Two or more floating rings 3 can be arranged axially side by side. When the floating rings 3 are arranged side by side, the rolling body groove 4 may be divided into two parts, and the two parts are aligned in the circumferential direction during installation; a set of bosses 10 are processed on one of the floating rings, and a set of bosses 10 are processed on the corresponding floating ring. There is a group of notches 11, so that the bosses 10 and the notches 11 fit together, which can strengthen the synchronous rotation between the floating rings and prevent the rolling elements from being subjected to circumferential shear force. Figure 12 is an example where two floating rings are arranged axially side by side and share a set of rolling elements. Figure 13 is an example where three floating rings are arranged axially side by side and share two sets of rolling elements. Fig. 14 is an example where three floating rings are arranged axially side by side, and the three floating rings share a set of rolling elements.

One floating ring 3 can use two or more sets of rolling elements 4, wherein the adjacent two sets of rolling elements are alternately arranged.

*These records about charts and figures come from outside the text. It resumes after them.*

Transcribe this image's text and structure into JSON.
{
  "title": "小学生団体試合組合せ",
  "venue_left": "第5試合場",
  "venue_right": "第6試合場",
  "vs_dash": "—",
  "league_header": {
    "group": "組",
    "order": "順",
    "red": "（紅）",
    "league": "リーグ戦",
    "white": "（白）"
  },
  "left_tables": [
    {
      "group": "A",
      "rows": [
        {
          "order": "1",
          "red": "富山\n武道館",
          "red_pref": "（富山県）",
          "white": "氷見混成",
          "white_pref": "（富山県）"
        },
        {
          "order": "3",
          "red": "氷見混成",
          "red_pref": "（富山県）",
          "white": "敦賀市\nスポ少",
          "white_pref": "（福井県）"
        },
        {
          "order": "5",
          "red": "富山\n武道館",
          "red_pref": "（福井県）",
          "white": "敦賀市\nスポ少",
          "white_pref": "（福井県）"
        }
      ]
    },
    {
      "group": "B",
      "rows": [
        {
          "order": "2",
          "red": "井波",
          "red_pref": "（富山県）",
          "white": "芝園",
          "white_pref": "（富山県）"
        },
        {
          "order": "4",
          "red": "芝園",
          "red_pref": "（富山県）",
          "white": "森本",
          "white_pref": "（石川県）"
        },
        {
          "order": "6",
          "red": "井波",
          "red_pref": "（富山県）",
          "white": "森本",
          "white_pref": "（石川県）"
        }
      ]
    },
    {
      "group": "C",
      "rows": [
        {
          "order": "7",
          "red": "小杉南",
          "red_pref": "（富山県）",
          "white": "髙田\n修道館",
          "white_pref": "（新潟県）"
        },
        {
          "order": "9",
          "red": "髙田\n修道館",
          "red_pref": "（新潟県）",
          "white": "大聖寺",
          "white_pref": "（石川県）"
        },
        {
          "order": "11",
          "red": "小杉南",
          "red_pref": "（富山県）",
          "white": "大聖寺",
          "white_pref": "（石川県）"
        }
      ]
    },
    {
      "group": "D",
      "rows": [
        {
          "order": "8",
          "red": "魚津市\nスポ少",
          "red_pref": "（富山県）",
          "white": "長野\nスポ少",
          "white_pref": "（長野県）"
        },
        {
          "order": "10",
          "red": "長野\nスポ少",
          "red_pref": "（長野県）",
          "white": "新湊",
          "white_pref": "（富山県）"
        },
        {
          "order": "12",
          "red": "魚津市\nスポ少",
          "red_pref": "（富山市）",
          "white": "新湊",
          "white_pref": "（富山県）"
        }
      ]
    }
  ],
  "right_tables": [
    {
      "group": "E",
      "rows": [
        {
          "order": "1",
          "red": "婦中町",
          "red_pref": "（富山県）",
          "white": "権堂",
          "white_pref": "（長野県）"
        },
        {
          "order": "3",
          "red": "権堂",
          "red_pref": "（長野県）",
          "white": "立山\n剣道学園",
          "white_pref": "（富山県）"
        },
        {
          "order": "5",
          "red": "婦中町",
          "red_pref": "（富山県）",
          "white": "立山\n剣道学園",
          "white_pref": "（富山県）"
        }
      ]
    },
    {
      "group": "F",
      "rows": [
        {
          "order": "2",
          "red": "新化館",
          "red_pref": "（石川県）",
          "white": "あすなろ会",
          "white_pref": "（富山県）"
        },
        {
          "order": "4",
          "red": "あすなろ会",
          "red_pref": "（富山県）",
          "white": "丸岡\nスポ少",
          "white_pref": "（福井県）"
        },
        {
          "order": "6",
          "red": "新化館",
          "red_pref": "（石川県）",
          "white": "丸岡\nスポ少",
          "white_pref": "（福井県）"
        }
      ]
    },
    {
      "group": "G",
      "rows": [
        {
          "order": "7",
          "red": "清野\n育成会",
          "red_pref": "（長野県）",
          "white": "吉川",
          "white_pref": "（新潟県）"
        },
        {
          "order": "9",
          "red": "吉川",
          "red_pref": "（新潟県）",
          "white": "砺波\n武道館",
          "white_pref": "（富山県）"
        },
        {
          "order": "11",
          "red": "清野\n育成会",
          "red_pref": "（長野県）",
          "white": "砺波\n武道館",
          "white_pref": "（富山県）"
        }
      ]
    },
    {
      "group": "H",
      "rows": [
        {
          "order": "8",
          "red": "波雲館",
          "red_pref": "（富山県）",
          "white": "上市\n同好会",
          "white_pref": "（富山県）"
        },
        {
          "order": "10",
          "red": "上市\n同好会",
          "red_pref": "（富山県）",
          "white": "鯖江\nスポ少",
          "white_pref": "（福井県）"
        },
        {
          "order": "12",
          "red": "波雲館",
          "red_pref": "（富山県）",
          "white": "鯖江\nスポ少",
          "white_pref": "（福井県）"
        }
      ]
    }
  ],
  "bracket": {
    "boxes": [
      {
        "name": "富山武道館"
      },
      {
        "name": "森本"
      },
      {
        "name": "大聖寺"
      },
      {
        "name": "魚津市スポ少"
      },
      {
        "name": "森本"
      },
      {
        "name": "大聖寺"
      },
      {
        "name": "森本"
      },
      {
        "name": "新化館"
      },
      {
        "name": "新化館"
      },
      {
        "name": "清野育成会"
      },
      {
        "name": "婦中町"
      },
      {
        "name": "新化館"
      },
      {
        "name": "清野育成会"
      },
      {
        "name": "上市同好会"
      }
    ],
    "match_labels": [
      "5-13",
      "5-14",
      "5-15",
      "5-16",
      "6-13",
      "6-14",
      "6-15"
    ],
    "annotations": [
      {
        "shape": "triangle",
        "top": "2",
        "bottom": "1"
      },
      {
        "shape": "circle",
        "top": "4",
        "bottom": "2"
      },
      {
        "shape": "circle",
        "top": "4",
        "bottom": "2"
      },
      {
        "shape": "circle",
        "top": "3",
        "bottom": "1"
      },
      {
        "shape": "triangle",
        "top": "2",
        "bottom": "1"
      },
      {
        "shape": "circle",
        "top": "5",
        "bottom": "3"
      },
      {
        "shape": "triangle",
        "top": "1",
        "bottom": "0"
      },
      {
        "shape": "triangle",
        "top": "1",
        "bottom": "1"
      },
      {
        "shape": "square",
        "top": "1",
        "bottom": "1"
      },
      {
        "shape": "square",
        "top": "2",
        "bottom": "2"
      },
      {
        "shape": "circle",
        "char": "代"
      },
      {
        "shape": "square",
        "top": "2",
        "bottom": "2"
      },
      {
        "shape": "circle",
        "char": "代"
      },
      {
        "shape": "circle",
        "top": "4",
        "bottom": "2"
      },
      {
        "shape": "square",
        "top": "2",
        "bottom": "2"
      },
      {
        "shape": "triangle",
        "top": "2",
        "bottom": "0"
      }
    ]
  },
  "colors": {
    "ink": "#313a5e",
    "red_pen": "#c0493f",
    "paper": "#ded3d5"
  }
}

Figure 15 is an example of a floating ring using two sets of rolling elements, and Figure 16 is an example of a floating ring using three sets of rolling elements.

Claims (3)

1. A forced floating floating ring bearing, comprising an outer rotor (1) and an inner rotor (2), and a floating ring (3) between the inner and outer rotors, characterized in that: on the cylindrical surface of the floating ring (3) There is a radially penetrating rolling body groove (4), and the axial ends of the rolling body groove (4) are provided with U-shaped grooves (6) or through holes (7); the diameter of both ends of the rolling body (5) is small , the middle diameter is larger, and the maximum diameter of the middle part of the rolling body (5) is smaller than the circumferential width of the rolling body groove (4); the rolling body (5) is installed in the rolling body groove (4), and the two rolling body (5) The small end is installed in the U-shaped groove (6) or the through hole (7) at both ends of the rolling body groove (4); the maximum diameter of the middle part of the rolling body (5) is equal to or slightly larger than the wall thickness of the floating ring (3). 2. The floating ring bearing according to claim 1, characterized in that: the shape of the middle part of the rolling element (5) is cylindrical or drum-shaped. 3. The floating ring bearing according to claim 1 or 2, characterized in that the rolling element (5) is a combined rolling element assembled from a mandrel (8) and a sleeve (9).